Décomposé en neuf chapitres d’inégales durées, The Only Way To Reach The Surface est plus qu’une simple expérience sonore, c’est une apnée accidentelle dont on ne saurait mesurer les épisodes d’immersion. On se retrouve parfois la tête sous l’eau pendant quelques secondes, et parfois le souffle coupé pendant de longues minutes. Tiens, on nous laisse même parfois respirer librement une minute et quelques pour nous tromper sur les intentions (« Circular Haze »). Mais le cycle reprend vite, et le Post Hardcore, le Mathcore, le Hardcore reviennent sur le devant de la scène pour oser les répétitions, les itérations, les brusques changements d’humeur, et les mélodies bizarres (« The Unstoppable», avec Désiré Le Goff). Enregistré pour la troisième fois au Boss Hog Studio, avec Clément Decrock, The Only Way To Reach The Surface est une étape de plus sur le chemin, mais aussi une histoire d’amitié et de confiance. On y sent des fulgurances Rock Garage qui fusent pour nous accrocher l’oreille (le riff ultra simple et efficace à 2’’41 sur « The Unstoppable », évident mais si pertinent), des pauses pour contempler l’avenir sans être dérangé, avec des réminiscences de THE OCEAN via l’intermède de quiétude « Happy Shores », mais aussi ces fameuses crises de colère en alternatif avec les poussées franches et violentes de « Anger Management », qui mérite bien son nom, malgré son break jazzy/reggae arrivé à la minute. On y sent principalement un souci du détail, une volonté de peaufiner dans le culot, de ne pas laisser passer la moindre note hasardeuse, le moindre plan dispensable.

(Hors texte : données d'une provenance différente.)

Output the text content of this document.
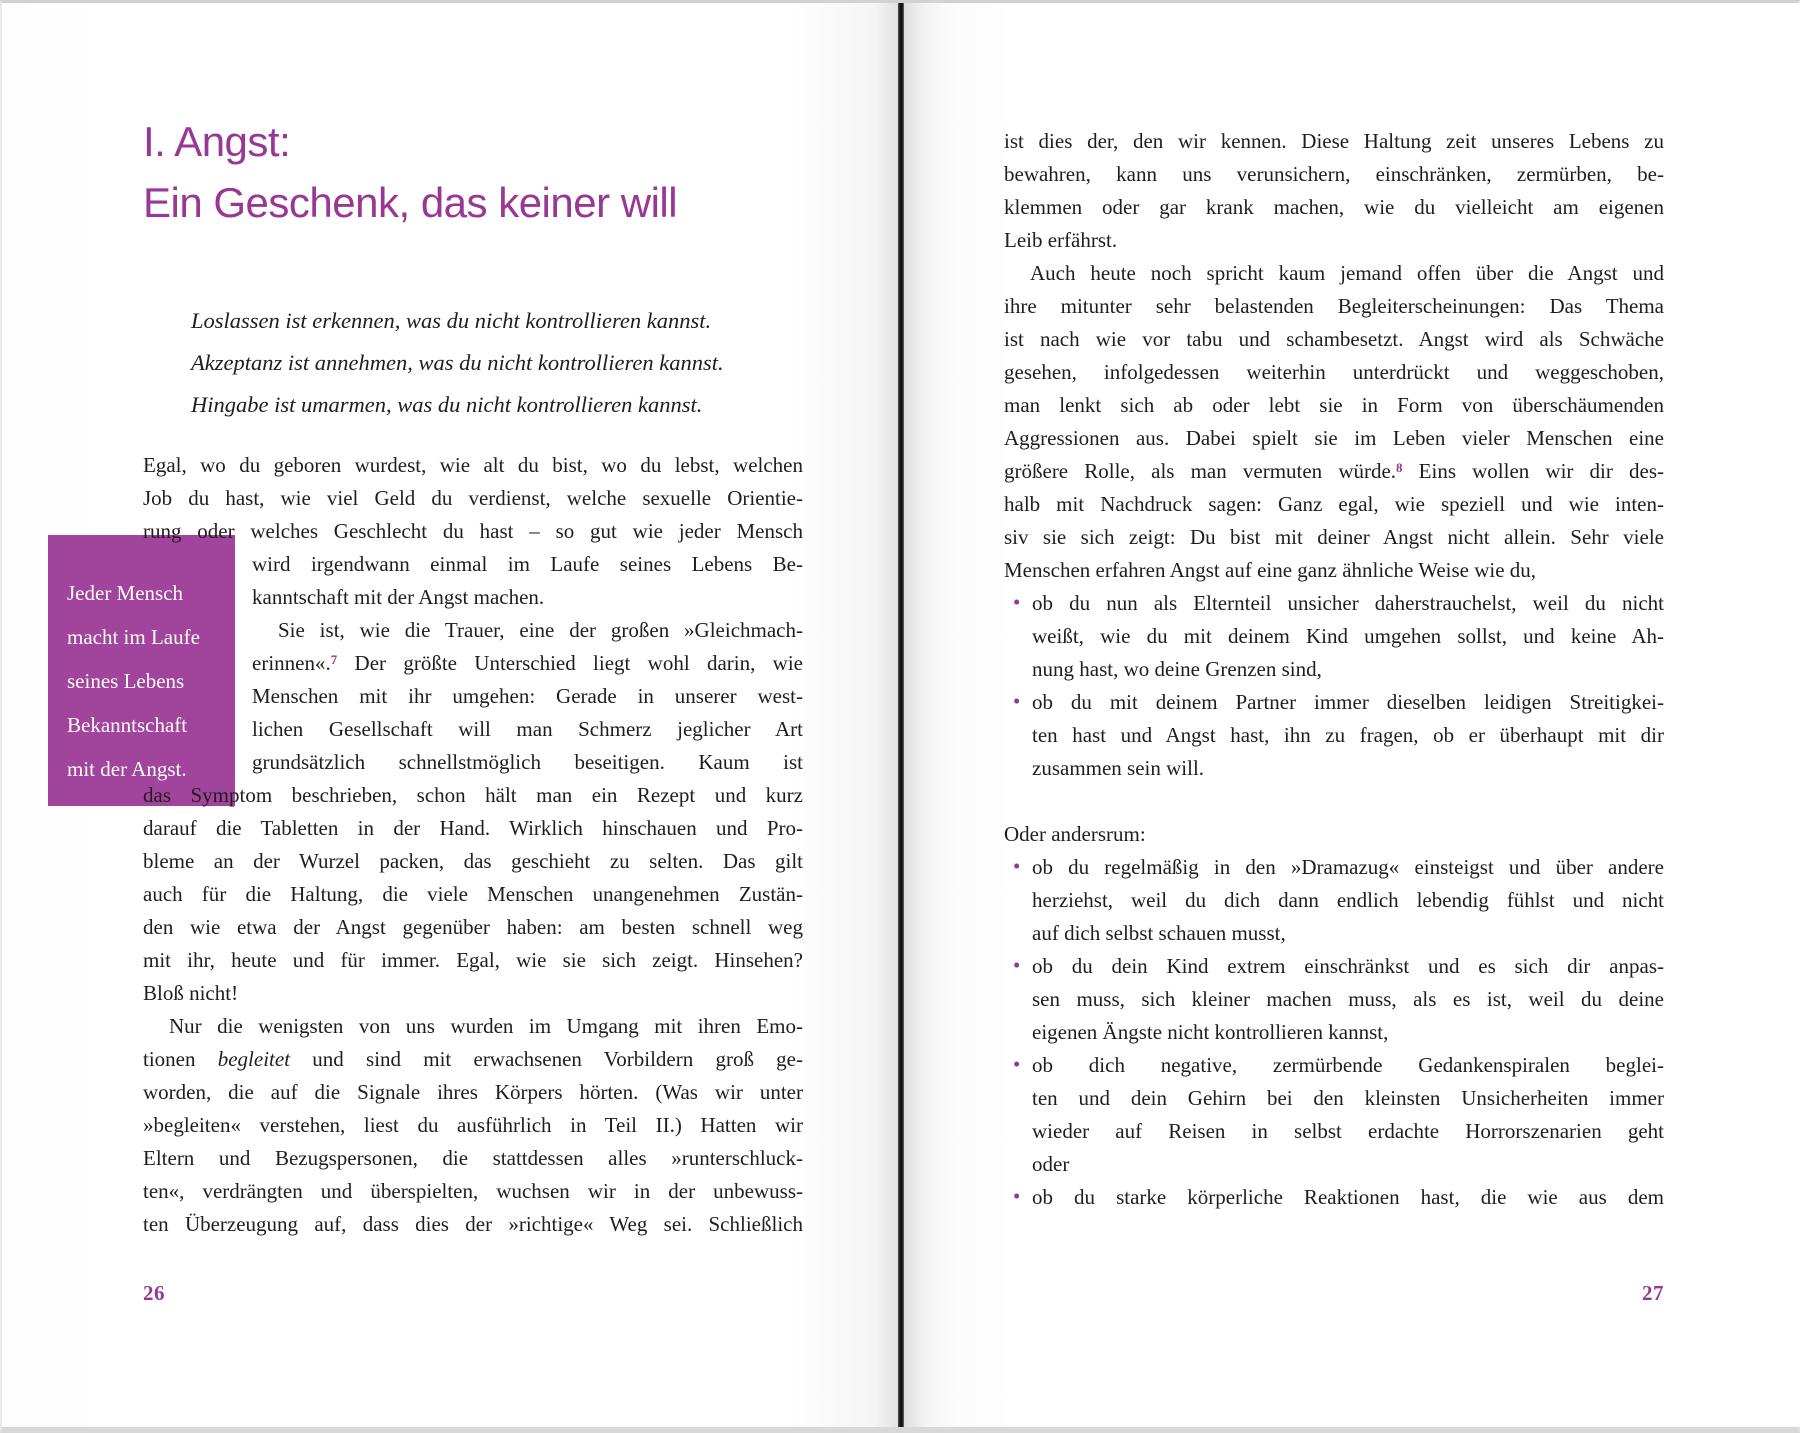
I. Angst:
Ein Geschenk, das keiner will
Loslassen ist erkennen, was du nicht kontrollieren kannst.
Akzeptanz ist annehmen, was du nicht kontrollieren kannst.
Hingabe ist umarmen, was du nicht kontrollieren kannst.
Jeder Mensch
macht im Laufe
seines Lebens
Bekanntschaft
mit der Angst.
Egal, wo du geboren wurdest, wie alt du bist, wo du lebst, welchen
Job du hast, wie viel Geld du verdienst, welche sexuelle Orientie-
rung oder welches Geschlecht du hast – so gut wie jeder Mensch
wird irgendwann einmal im Laufe seines Lebens Be-
kanntschaft mit der Angst machen.
Sie ist, wie die Trauer, eine der großen »Gleichmach-
erinnen«.$^7$ Der größte Unterschied liegt wohl darin, wie
Menschen mit ihr umgehen: Gerade in unserer west-
lichen Gesellschaft will man Schmerz jeglicher Art
grundsätzlich schnellstmöglich beseitigen. Kaum ist
das Symptom beschrieben, schon hält man ein Rezept und kurz
darauf die Tabletten in der Hand. Wirklich hinschauen und Pro-
bleme an der Wurzel packen, das geschieht zu selten. Das gilt
auch für die Haltung, die viele Menschen unangenehmen Zustän-
den wie etwa der Angst gegenüber haben: am besten schnell weg
mit ihr, heute und für immer. Egal, wie sie sich zeigt. Hinsehen?
Bloß nicht!
Nur die wenigsten von uns wurden im Umgang mit ihren Emo-
tionen begleitet und sind mit erwachsenen Vorbildern groß ge-
worden, die auf die Signale ihres Körpers hörten. (Was wir unter
»begleiten« verstehen, liest du ausführlich in Teil II.) Hatten wir
Eltern und Bezugspersonen, die stattdessen alles »runterschluck-
ten«, verdrängten und überspielten, wuchsen wir in der unbewuss-
ten Überzeugung auf, dass dies der »richtige« Weg sei. Schließlich
26
ist dies der, den wir kennen. Diese Haltung zeit unseres Lebens zu
bewahren, kann uns verunsichern, einschränken, zermürben, be-
klemmen oder gar krank machen, wie du vielleicht am eigenen
Leib erfährst.
Auch heute noch spricht kaum jemand offen über die Angst und
ihre mitunter sehr belastenden Begleiterscheinungen: Das Thema
ist nach wie vor tabu und schambesetzt. Angst wird als Schwäche
gesehen, infolgedessen weiterhin unterdrückt und weggeschoben,
man lenkt sich ab oder lebt sie in Form von überschäumenden
Aggressionen aus. Dabei spielt sie im Leben vieler Menschen eine
größere Rolle, als man vermuten würde.$^8$ Eins wollen wir dir des-
halb mit Nachdruck sagen: Ganz egal, wie speziell und wie inten-
siv sie sich zeigt: Du bist mit deiner Angst nicht allein. Sehr viele
Menschen erfahren Angst auf eine ganz ähnliche Weise wie du,
• ob du nun als Elternteil unsicher daherstrauchelst, weil du nicht
weißt, wie du mit deinem Kind umgehen sollst, und keine Ah-
nung hast, wo deine Grenzen sind,
• ob du mit deinem Partner immer dieselben leidigen Streitigkei-
ten hast und Angst hast, ihn zu fragen, ob er überhaupt mit dir
zusammen sein will.
Oder andersrum:
• ob du regelmäßig in den »Dramazug« einsteigst und über andere
herziehst, weil du dich dann endlich lebendig fühlst und nicht
auf dich selbst schauen musst,
• ob du dein Kind extrem einschränkst und es sich dir anpas-
sen muss, sich kleiner machen muss, als es ist, weil du deine
eigenen Ängste nicht kontrollieren kannst,
• ob dich negative, zermürbende Gedankenspiralen beglei-
ten und dein Gehirn bei den kleinsten Unsicherheiten immer
wieder auf Reisen in selbst erdachte Horrorszenarien geht
oder
• ob du starke körperliche Reaktionen hast, die wie aus dem
27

Une impression fortement soulignée par le boulot énorme accompli sur le long et progressif « We Need to Burn Down This Submarine », qui commence comme un cauchemar 80’s des CARPENTER BRUT avant de réconcilier les TENGIL, DEFTONES et LIQUID TENSION EXPERIMENT. Oui, tout ça, et des passages à la MARILLION/PORCUPINE TREE/Peter GABRIEL. Mais vous le savez, impossible n’est pas français.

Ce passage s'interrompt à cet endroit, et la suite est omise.